Le Gallois s'était senti fort gêné par cette spectaculaire confession du rigide professeur d'Oxford, mais il ne s'y attarda pas, déjà tourné vers l'avenir. Sa figure s'éclaira d'un de ses trop rares et lumineux sourires qui tint lieu d'approbation. Julian Wilde, peu expansif de nature, avait vite regretté l'élan qui l'avait conduit, poussé, forcé à faire preuve de tant de franchise. La manière dont le marin l'avait accueilli le rasséréna en lui ôtant toute honte rétrospective. Il n'y avait eu ni dénégations, ni protestations, ni pieux mensonges, rien que l'acceptation toute droite de ses propos et donc de ce qu'il était. Peu enclin lui-même aux confidences, il avait aussi peut-être compris que son compagnon aurait souhaité qu'elles n'eussent pas été faites.

Julian Wilde stupéfia donc Lawrence et Connel lorsqu'il les informa de sa décision. Alan, placide comme à son ordinaire, tint la chose pour acquise tandis que Christopher menait un combat perdu d'avance dans l'espoir de faire changer son ami d'avis.

Le premier jour des recherches ne donna rien, ce qui permit au docteur de prendre des airs victorieux et ironiques.
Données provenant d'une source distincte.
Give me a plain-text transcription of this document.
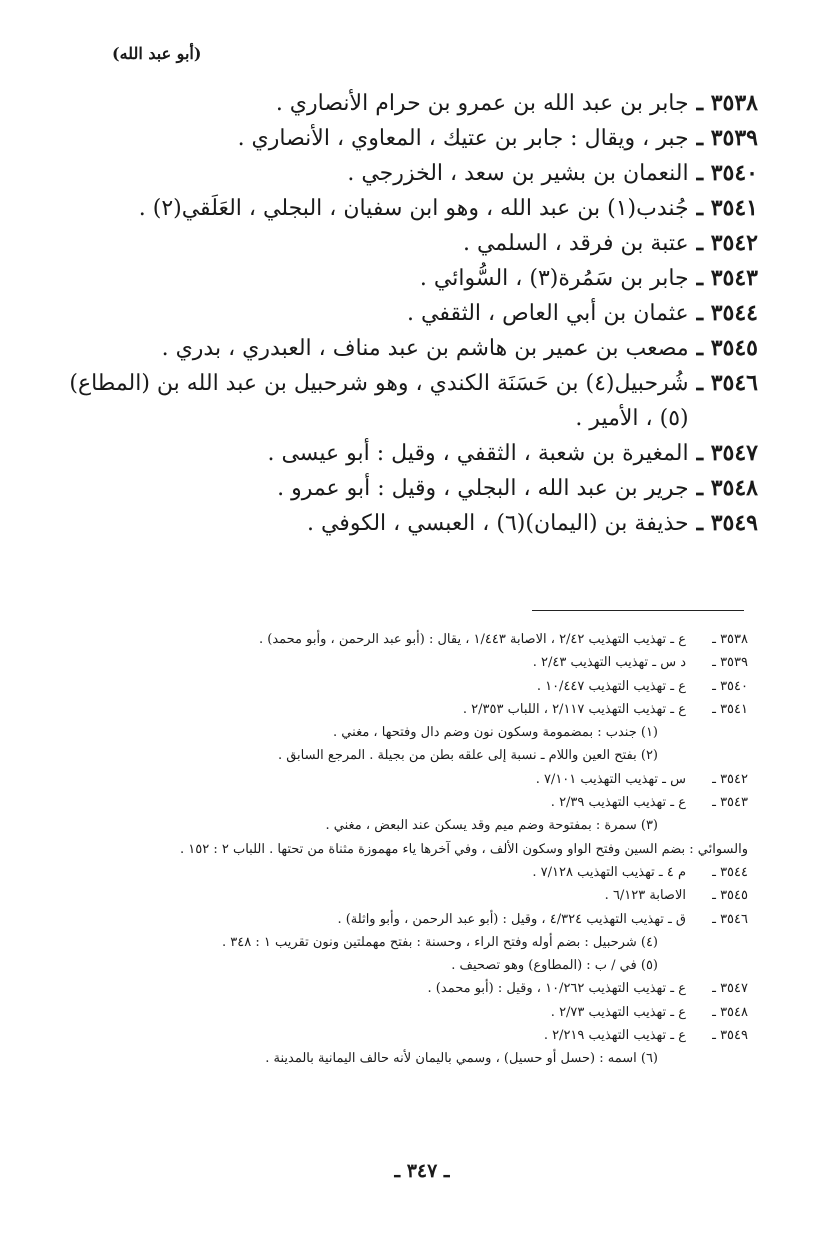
(أبو عبد الله)
٣٥٣٨ ـ
جابر بن عبد الله بن عمرو بن حرام الأنصاري .
٣٥٣٩ ـ
جبر ، ويقال : جابر بن عتيك ، المعاوي ، الأنصاري .
٣٥٤٠ ـ
النعمان بن بشير بن سعد ، الخزرجي .
٣٥٤١ ـ
جُندب(١) بن عبد الله ، وهو ابن سفيان ، البجلي ، العَلَقي(٢) .
٣٥٤٢ ـ
عتبة بن فرقد ، السلمي .
٣٥٤٣ ـ
جابر بن سَمُرة(٣) ، السُّوائي .
٣٥٤٤ ـ
عثمان بن أبي العاص ، الثقفي .
٣٥٤٥ ـ
مصعب بن عمير بن هاشم بن عبد مناف ، العبدري ، بدري .
٣٥٤٦ ـ
شُرحبيل(٤) بن حَسَنَة الكندي ، وهو شرحبيل بن عبد الله بن (المطاع)(٥) ، الأمير .
٣٥٤٧ ـ
المغيرة بن شعبة ، الثقفي ، وقيل : أبو عيسى .
٣٥٤٨ ـ
جرير بن عبد الله ، البجلي ، وقيل : أبو عمرو .
٣٥٤٩ ـ
حذيفة بن (اليمان)(٦) ، العبسي ، الكوفي .
٣٥٣٨ ـ
ع ـ تهذيب التهذيب ٢/٤٢ ، الاصابة ١/٤٤٣ ، يقال : (أبو عبد الرحمن ، وأبو محمد) .
٣٥٣٩ ـ
د س ـ تهذيب التهذيب ٢/٤٣ .
٣٥٤٠ ـ
ع ـ تهذيب التهذيب ١٠/٤٤٧ .
٣٥٤١ ـ
ع ـ تهذيب التهذيب ٢/١١٧ ، اللباب ٢/٣٥٣ .
(١) جندب : بمضمومة وسكون نون وضم دال وفتحها ، مغني .
(٢) بفتح العين واللام ـ نسبة إلى علقه بطن من بجيلة . المرجع السابق .
٣٥٤٢ ـ
س ـ تهذيب التهذيب ٧/١٠١ .
٣٥٤٣ ـ
ع ـ تهذيب التهذيب ٢/٣٩ .
(٣) سمرة : بمفتوحة وضم ميم وقد يسكن عند البعض ، مغني .
والسوائي : بضم السين وفتح الواو وسكون الألف ، وفي آخرها ياء مهموزة مثناة من تحتها . اللباب ٢ : ١٥٢ .
٣٥٤٤ ـ
م ٤ ـ تهذيب التهذيب ٧/١٢٨ .
٣٥٤٥ ـ
الاصابة ٦/١٢٣ .
٣٥٤٦ ـ
ق ـ تهذيب التهذيب ٤/٣٢٤ ، وقيل : (أبو عبد الرحمن ، وأبو واثلة) .
(٤) شرحبيل : بضم أوله وفتح الراء ، وحسنة : بفتح مهملتين ونون تقريب ١ : ٣٤٨ .
(٥) في / ب : (المطاوع) وهو تصحيف .
٣٥٤٧ ـ
ع ـ تهذيب التهذيب ١٠/٢٦٢ ، وقيل : (أبو محمد) .
٣٥٤٨ ـ
ع ـ تهذيب التهذيب ٢/٧٣ .
٣٥٤٩ ـ
ع ـ تهذيب التهذيب ٢/٢١٩ .
(٦) اسمه : (حسل أو حسيل) ، وسمي باليمان لأنه حالف اليمانية بالمدينة .
ـ ٣٤٧ ـ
Julian Wilde les traita avec une hauteur glaciale et s'enferma dans sa chambre sans un mot. Il partit très tôt le lendemain afin de contourner le lac et d'explorer sa rive sud, sauvage, giboyeuse et mal connue. A partir de là s'élevaient les contreforts du volcan où la végétation était foisonnante et par endroits impénétrable. Les colons, déjà bien occupés avec le domaine qu'ils avaient défriché et qu'ils cultivaient n'avaient aucunement le temps de l'explorer. Il se pouvait donc que Fag-End y ait élu domicile. De plus, le potager, le verger, le poulailler étaient proches ce qui lui assurait une nourriture régulière sans devoir chasser.

Le professeur avançait avec précaution dans cette jungle qui, en temps normal, n'était déjà pas très rassurante, mais qui, avec la menace d'un ennemi l'épiant l'était d'autant moins. Il ouvrait les yeux et les oreilles, sur le qui-vive, épuisé par cette vigilance de chaque instant, cherchant le moindre indice qui l'eût guidé dans sa progression laborieuse. Parfois, le sol foulé, des branches brisées lui faisaient espérer une piste. Mais d'être humain, point de signe.
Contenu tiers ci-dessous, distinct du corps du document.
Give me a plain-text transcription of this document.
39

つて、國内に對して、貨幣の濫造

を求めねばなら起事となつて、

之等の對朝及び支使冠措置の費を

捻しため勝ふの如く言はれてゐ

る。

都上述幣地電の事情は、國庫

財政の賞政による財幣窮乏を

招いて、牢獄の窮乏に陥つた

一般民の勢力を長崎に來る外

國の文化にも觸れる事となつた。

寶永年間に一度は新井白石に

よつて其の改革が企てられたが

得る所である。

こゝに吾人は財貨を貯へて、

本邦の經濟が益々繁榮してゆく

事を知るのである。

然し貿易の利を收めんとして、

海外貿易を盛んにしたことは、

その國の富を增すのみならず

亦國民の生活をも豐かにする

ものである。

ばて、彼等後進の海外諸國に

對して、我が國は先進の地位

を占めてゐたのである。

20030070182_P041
Julian Wilde marchait toujours, aussi silencieux qu'une ombre, mû par sa seule volonté à découvrir quelque chose. Le vent qui soufflait dans les branchages lui causait par moments des frayeurs irraisonnées. Il se retournait brusquement, le cœur battant la chamade. Le moindre bruit devenait discordant. Les oiseaux eux-mêmes étaient menaçants. Il se sentait faiblir de plus en plus. Seul son orgueil l'empêchait de capituler. S'il revenait prématurément et bredouille, Christopher Lawrence jubilerait. Il ne voulait pas lui donner ce plaisir... Et cependant, sans qu'il s'en aperçoive, ses pas le ramenèrent vers le lac. Il vit soudain dans le lointain miroiter l'eau. Il comprit que son esprit avait déjà décidé de quitter ces lieux inhospitaliers. Il était un lâche de première espèce ainsi qu'il l'avait avoué à Raynes : chercher à prouver le contraire se soldait par un cuisant échec.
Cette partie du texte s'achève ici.